I have a new feature in the September issue of Fast Company which connects with DIY U. I was interested in the idea that TED is creating an education brand that is both OPEN and ELITE.

There are several obvious objections to the Harvard comparison:
-TED doesn’t grant degrees.
However, after speaking to many speakers, attendees, and TED fellows, I feel that association with the big TED conference, in person can confer some of the same benefits as an elite degree. Many participants talked about “having TED on a resume.”
There’s a potential wrinkle here in that the TEDx phenomenon dilutes the brand, not for TED itself but for participants. I spoke to one fellow who was plucked from obscurity to do a TED talk a couple of years ago and while it had great effects on his career, he says that these days when he says he’s done a TED talk people say, “Oh, TED New York? TED DC?” and he has to say, no, the REAL TED.
-TED doesn’t directly sponsor serious research or scholarship. No labs, no libraries.
However, it does connect scholars with donors, directly expanding the resources available for their work; and it gets them massive exposure, indirectly expanding the public’s support for this work. This hinges on the scholars’ ability to make their work vivid and meaningful to laypeople in an 18 minute speech. Should we ask any less of our best and brightest? Is this too trivial a task for a Nobel Prize winner? It shouldn’t be the only way we get resources to researchers because there is important work being done that’s too complicated and boring to be sold in this way, but it’s not a bad question to ask of them.
-TED doesn’t provide LEARNING but simply provides LECTURES.
This is true. Lectures=content and as David Wiley reminds us, content=infrastructure. It’s what you do on top of the infrastructure that counts–the conversations around, before, behind, and online. TED has done a lot to promote and facilitate that, especially by allowing people to adopt the TED structure.
-TED doesn’t pay its faculty!
Hrm. Yes, this is a bit of a problem. Do we want all of the world’s professors to have to operate as intellectual entrepreneurs, pandering for donations or shilling some (ahem) crappy book or another? No! Is there room for a class of really, really good lecturers who make their living in such a way, using free lectures as loss-leaders for the paid in-person appearances? Yes. Charles Dickens, Einstein, and Ralph Waldo Emerson are among many thinkers who did not count themselves superior to conducting public lecture tours as a means of supplementing their income.

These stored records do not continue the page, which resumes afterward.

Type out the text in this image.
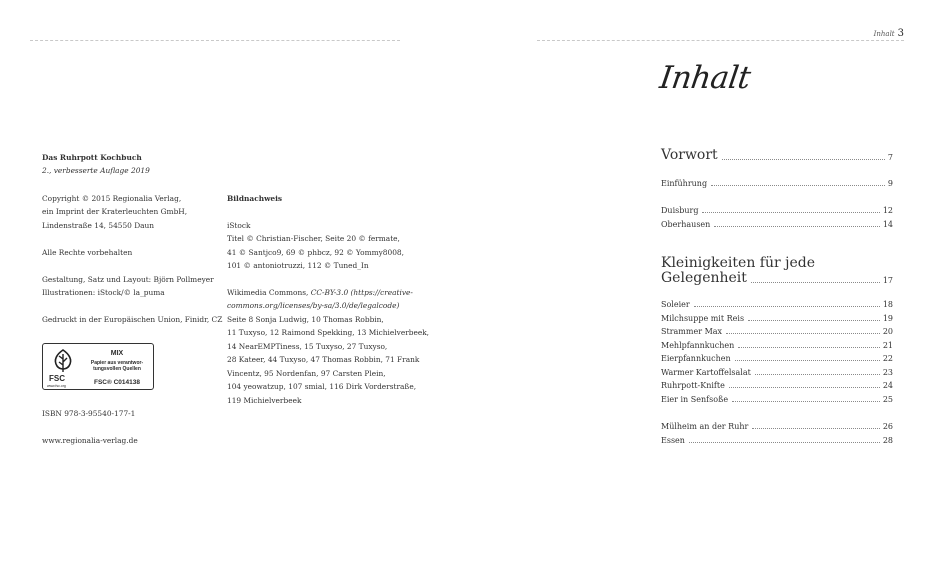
Inhalt 3
Das Ruhrpott Kochbuch
2., verbesserte Auflage 2019
Copyright © 2015 Regionalia Verlag,
ein Imprint der Kraterleuchten GmbH,
Lindenstraße 14, 54550 Daun
Alle Rechte vorbehalten
Gestaltung, Satz und Layout: Björn Pollmeyer
Illustrationen: iStock/© la_puma
Gedruckt in der Europäischen Union, Finidr, CZ
FSC
www.fsc.org
MIX
Papier aus verantwor-
tungsvollen Quellen
FSC® C014138
ISBN 978-3-95540-177-1
www.regionalia-verlag.de
Bildnachweis
iStock
Titel © Christian-Fischer, Seite 20 © fermate,
41 © Santjco9, 69 © phbcz, 92 © Yommy8008,
101 © antoniotruzzi, 112 © Tuned_In
Wikimedia Commons, CC-BY-3.0 (https://creative-
commons.org/licenses/by-sa/3.0/de/legalcode)
Seite 8 Sonja Ludwig, 10 Thomas Robbin,
11 Tuxyso, 12 Raimond Spekking, 13 Michielverbeek,
14 NearEMPTiness, 15 Tuxyso, 27 Tuxyso,
28 Kateer, 44 Tuxyso, 47 Thomas Robbin, 71 Frank
Vincentz, 95 Nordenfan, 97 Carsten Plein,
104 yeowatzup, 107 smial, 116 Dirk Vorderstraße,
119 Michielverbeek
Inhalt
Vorwort	7
Einführung	9
Duisburg	12
Oberhausen	14
Kleinigkeiten für jede
Gelegenheit	17
Soleier	18
Milchsuppe mit Reis	19
Strammer Max	20
Mehlpfannkuchen	21
Eierpfannkuchen	22
Warmer Kartoffelsalat	23
Ruhrpott-Knifte	24
Eier in Senfsoße	25
Mülheim an der Ruhr	26
Essen	28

I’m interested to see what my ed-tech people feel was strong and what was missing from this account.

One Response to “New Piece in Fast Company: Is TED the New Harvard?”

  1. Melissa says:

    Is TED the new Harvard? No, but it should be.

    Unfortunately, there is a traditional stigma regarding formal education and the perceived value that the framed piece of parchment paper holds. And the college with an unrivaled reputation that amasses the best brainpower perpetuates the notion that no other educational source can parallel it.

    What hasn’t quite fallen into the norms of effective learning is exactly what TED provides it’s audience. It’s the folks in the trenches, the innovators and the free-thinkers who are willing to expound their knowledge and experience on the very people who are eager to go out and implement parts of the lecture into their lives.

    Until change occurs, even in those most resistant, traditional perceptions will remain.